Let us solve another usecase. Sentiment Analysis is about processing a text and extracting the contained sentiment.

In [None]:
(imdb_train, imdb_validate, imdb_test), info = tfds.load(
    name="imdb_reviews/subwords8k", 
    split=["train[:80%]", "train[80%:]", "test"],
    with_info=True,
    as_supervised=True
)

### Inspecting the data.

In [None]:
print("Training:", len(list(imdb_train)))
print("Validate:", len(list(imdb_validate)))
print("Testing: ", len(list(imdb_test)))

In [None]:
reviews = np.array(list(imdb_train.map(lambda image, label: image)))
print("Review 0 shape: ", reviews[0].shape)
print("Review 1 shape: ", reviews[1].shape)
print("Review 2 shape: ", reviews[2].shape)
print("Review 3 shape: ", reviews[3].shape)

In [None]:
lengths = [len(x) for x in reviews]
print("min", np.min(lengths))
print("mean", np.mean(lengths))
print("std", np.std(lengths))
print("max", np.max(lengths))
plt.figure(figsize=(12, 8))
plt.hist(lengths, bins=200)
plt.show()
plt.close()

In [None]:
encoder = info.features['text'].encoder
print ("Vocabulary size: {}".format(encoder.vocab_size))

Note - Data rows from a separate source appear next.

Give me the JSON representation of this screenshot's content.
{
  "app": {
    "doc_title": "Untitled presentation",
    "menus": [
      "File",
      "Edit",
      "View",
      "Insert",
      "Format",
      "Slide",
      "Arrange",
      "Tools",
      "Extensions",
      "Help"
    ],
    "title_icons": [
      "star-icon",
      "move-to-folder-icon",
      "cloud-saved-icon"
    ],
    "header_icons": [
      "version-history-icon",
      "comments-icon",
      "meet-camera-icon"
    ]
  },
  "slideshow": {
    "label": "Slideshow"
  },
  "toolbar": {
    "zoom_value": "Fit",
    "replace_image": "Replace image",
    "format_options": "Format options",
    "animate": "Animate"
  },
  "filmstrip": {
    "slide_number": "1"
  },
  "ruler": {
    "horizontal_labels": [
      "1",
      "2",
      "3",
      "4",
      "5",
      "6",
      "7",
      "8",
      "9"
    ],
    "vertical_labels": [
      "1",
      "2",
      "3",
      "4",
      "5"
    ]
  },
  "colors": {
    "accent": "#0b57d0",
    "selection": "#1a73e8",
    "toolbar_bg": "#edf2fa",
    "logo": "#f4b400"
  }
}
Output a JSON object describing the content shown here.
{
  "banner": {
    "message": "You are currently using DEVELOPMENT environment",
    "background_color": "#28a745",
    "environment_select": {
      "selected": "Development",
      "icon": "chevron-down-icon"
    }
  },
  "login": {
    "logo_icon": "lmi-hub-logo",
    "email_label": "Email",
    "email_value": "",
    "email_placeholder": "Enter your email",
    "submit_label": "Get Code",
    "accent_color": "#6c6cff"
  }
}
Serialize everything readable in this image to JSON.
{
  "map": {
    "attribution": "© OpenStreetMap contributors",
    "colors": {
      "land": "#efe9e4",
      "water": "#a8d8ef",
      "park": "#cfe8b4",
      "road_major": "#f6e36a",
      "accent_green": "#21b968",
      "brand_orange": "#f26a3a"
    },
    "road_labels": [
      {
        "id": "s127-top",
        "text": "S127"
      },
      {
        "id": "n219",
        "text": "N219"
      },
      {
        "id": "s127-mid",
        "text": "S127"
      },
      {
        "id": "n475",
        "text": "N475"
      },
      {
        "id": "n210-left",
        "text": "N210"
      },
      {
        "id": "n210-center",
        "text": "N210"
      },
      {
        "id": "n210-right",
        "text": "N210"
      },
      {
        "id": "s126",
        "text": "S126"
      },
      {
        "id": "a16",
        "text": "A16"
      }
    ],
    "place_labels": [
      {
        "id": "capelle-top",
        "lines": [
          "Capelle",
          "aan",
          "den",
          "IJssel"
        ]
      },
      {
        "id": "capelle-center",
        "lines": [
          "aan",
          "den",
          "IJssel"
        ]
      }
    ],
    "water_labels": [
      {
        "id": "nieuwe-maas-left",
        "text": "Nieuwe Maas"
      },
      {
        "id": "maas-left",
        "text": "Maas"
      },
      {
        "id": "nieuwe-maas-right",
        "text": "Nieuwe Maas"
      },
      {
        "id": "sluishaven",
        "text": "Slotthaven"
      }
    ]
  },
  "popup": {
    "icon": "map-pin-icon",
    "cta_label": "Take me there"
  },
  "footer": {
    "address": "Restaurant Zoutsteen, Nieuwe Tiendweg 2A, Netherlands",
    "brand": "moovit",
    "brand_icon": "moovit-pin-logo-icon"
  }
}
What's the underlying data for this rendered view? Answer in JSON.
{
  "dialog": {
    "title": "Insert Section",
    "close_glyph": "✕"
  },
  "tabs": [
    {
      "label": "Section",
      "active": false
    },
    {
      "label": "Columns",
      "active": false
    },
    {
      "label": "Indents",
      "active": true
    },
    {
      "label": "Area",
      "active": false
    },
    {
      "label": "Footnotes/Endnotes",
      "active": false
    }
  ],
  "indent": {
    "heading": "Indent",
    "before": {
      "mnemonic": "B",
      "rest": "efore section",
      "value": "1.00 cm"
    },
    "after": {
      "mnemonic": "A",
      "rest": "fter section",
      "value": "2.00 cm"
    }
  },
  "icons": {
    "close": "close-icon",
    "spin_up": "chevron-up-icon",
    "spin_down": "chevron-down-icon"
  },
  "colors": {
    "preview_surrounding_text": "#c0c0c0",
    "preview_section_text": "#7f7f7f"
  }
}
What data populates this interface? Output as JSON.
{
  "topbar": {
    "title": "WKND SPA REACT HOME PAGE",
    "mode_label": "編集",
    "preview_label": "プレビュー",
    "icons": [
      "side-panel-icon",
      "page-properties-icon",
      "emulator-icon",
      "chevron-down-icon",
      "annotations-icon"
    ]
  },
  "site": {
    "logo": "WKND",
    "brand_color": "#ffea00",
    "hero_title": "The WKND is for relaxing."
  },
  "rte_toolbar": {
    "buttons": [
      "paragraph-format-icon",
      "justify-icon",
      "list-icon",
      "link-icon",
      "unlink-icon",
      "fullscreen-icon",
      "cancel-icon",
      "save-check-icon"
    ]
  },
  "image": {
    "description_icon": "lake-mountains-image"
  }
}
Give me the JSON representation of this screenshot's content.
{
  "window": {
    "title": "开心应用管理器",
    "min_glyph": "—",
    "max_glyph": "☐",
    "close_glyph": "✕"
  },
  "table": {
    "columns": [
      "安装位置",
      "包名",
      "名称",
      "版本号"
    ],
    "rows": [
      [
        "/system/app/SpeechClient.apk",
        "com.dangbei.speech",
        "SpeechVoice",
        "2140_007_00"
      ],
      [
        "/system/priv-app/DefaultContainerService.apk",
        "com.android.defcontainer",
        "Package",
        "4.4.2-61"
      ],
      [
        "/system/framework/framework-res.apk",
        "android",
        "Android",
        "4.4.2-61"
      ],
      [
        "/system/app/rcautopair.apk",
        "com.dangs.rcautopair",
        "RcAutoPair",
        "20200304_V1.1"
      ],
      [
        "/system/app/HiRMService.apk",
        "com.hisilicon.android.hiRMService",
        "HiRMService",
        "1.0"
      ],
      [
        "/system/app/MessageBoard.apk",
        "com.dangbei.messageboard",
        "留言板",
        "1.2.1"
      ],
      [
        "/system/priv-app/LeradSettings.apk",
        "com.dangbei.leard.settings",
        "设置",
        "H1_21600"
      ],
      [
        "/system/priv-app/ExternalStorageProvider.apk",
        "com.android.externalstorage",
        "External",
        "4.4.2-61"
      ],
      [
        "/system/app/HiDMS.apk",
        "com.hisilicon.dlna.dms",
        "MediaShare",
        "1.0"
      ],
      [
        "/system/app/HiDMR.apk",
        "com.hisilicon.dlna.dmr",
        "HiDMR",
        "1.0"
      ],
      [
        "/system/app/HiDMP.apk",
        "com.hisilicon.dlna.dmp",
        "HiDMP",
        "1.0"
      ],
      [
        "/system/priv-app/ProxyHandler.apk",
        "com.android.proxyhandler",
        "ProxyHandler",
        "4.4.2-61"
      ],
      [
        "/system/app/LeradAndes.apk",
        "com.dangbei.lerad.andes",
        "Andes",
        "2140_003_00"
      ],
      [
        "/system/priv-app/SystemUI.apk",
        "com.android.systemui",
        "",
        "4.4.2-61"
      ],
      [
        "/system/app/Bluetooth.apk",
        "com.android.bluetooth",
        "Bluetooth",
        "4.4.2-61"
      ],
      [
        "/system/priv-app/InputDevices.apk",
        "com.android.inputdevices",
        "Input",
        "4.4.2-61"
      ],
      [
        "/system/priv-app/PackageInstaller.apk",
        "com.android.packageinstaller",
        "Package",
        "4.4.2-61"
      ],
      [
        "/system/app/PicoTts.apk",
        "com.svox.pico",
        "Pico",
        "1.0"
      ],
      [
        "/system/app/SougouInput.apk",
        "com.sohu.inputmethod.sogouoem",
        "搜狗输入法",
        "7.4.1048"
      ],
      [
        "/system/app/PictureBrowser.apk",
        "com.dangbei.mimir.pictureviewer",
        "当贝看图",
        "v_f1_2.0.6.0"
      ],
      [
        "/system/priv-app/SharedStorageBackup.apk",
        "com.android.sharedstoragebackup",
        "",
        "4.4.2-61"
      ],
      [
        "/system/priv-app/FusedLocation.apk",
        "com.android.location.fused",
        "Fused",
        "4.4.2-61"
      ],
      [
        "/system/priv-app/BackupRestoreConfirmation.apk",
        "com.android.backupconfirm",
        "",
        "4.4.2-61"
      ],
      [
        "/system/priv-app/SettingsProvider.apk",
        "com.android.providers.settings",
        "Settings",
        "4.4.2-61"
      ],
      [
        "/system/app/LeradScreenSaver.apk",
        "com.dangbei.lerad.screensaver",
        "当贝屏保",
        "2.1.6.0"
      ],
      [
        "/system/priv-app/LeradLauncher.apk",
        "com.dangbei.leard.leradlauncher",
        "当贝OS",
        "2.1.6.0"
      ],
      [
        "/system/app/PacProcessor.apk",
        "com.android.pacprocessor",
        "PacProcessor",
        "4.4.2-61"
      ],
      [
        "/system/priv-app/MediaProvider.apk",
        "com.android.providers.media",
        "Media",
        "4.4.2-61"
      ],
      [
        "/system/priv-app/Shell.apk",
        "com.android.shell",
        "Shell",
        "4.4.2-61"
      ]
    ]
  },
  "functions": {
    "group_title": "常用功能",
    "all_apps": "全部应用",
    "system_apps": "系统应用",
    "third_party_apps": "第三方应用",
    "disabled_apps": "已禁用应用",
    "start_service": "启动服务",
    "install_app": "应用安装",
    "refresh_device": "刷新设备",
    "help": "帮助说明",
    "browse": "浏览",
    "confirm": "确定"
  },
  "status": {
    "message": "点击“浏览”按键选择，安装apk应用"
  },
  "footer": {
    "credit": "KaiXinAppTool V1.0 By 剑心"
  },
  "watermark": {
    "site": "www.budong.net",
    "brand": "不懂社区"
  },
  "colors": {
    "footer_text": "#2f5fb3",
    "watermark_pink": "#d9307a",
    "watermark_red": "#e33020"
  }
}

### A close look at the text data.

In [None]:
random_review, random_label = list(imdb_train.shuffle(1000).take(1))[0]
print("Review:", random_review.numpy())
print("")
print("Label: ", random_label.numpy())
print("")
random_review_decoded = encoder.decode(random_review)
print("Decoded:", random_review_decoded)

In [None]:
text = "Hello my dear students and colleagues!"

text_encoded = encoder.encode(text)
print(text_encoded)

text_decoded = encoder.decode(text_encoded)
print(text_decoded)

### Encode the reviews for Deep Learning.

In [None]:
dimensions = encoder.vocab_size

def encode(indices, label):
    indices = tf.dtypes.cast(indices, tf.int32)
    review_encoded = tf.one_hot(indices=indices, depth=dimensions)
    review_encoded = tf.reduce_max(review_encoded, 0)
    label_encoded = label
    return review_encoded, label_encoded

imdb_train_encoded = imdb_train.map(lambda image, label: encode(image, label)).cache().prefetch(tf.data.experimental.AUTOTUNE)
imdb_validate_encoded = imdb_validate.map(lambda image, label: encode(image, label)).cache().prefetch(tf.data.experimental.AUTOTUNE)
imdb_test_encoded = imdb_test.map(lambda image, label: encode(image, label)).cache().prefetch(tf.data.experimental.AUTOTUNE)

In [None]:
random_review, random_label = list(imdb_train_encoded.shuffle(1000).take(1))[0]
print(random_review.shape)
print(random_review.numpy()[0:100], "...")
print(np.sum(random_review))
print(random_label)

### Create the model and compile it.

In [None]:
from tensorflow.keras import models, layers

model = models.Sequential()
model.add(layers.Dense(
    16, 
    activation="relu", 
    input_shape=(dimensions,)
))
model.add(layers.Dense(16, activation="relu"))
model.add(layers.Dense(1, activation="sigmoid"))

model.summary()

model.compile(
    optimizer="rmsprop",
    loss="binary_crossentropy",
    metrics=["accuracy"]
)

### Train the model.

In [None]:
history = model.fit(
    imdb_train_encoded.batch(512),
    epochs=20,
    validation_data=imdb_validate_encoded.batch(512)
)

### Evaluate training.

In [None]:
plt.plot(history.history["loss"], label="loss")
plt.plot(history.history["val_loss"], label="val_loss")
plt.legend()
plt.show()
plt.close()

plt.plot(history.history["accuracy"], label="accuracy")
plt.plot(history.history["val_accuracy"], label="val_accuracy")
plt.legend()
plt.show()
plt.close()

In [None]:
model.evaluate(imdb_test_encoded.batch(512))

## Overfitting, Underfitting, Best Practices.

Ways to overcome underfitting:
- Train longer,
- bigger Neural Network architecture.

Ways to overcome overfitting:

- More data,
- better data,
- Data augmentation,
- early stopping,
- smaller Neural Network architecture,
- Dropout and other regularization techniques.

## Summary.

In this notebook we have learned the use of loss functions when it comes to assessing the quality of Neural Networks. On top of that, we heard the intuition behind our learning algorithm Stochastic Gradient Descent. We hd a close look at Natural Language Processing. And we discussed underfitting and overfitting.